Perhaps, though, her relating is inconsequential. Maybe the fact that the landscape is the same doesn't matter. Maybe seeing your mom through the lens of annoyance and frustration is a key part of growing up; maybe it allows the daughter to let go of the connected closeness of childhood so that she can become her own person instead of a younger version of her mother. Maybe she simply needs to find her own way.

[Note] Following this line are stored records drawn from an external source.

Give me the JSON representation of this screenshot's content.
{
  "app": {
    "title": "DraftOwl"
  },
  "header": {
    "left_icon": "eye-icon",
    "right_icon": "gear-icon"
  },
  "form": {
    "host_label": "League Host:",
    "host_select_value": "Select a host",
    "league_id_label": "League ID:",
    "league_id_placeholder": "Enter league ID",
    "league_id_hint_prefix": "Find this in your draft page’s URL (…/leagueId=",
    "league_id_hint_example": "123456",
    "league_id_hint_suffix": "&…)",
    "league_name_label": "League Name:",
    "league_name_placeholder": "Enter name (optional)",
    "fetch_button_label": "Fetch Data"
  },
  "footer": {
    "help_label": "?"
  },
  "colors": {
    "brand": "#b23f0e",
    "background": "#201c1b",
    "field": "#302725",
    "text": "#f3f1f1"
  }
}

So I watch. I try to offer what I can, when it is acceptable. I try to not be annoying and to only press for the important things. (If she doesn't want to wear her coat, she can choose to be cold.) I look for openings. I also see. I see when she is hurting over something, and I wish. I wish she could know I have gone down that same path. My knees have bled too, from stumbling. I wish my knowledge, scarred as it is, could be the thing that pulls her up and steadies her. But she pushes back; she pushes away. She walks alone, as maybe we all must. She has to make the journey, and when she will not allow me to walk beside her, I try to let her see me on the side of the road, encouraging her.
And I hope. I hope so hard that somewhere further down the trail lies a landscape we can truly walk together through. I have seen it in dreams. I hope we make it there.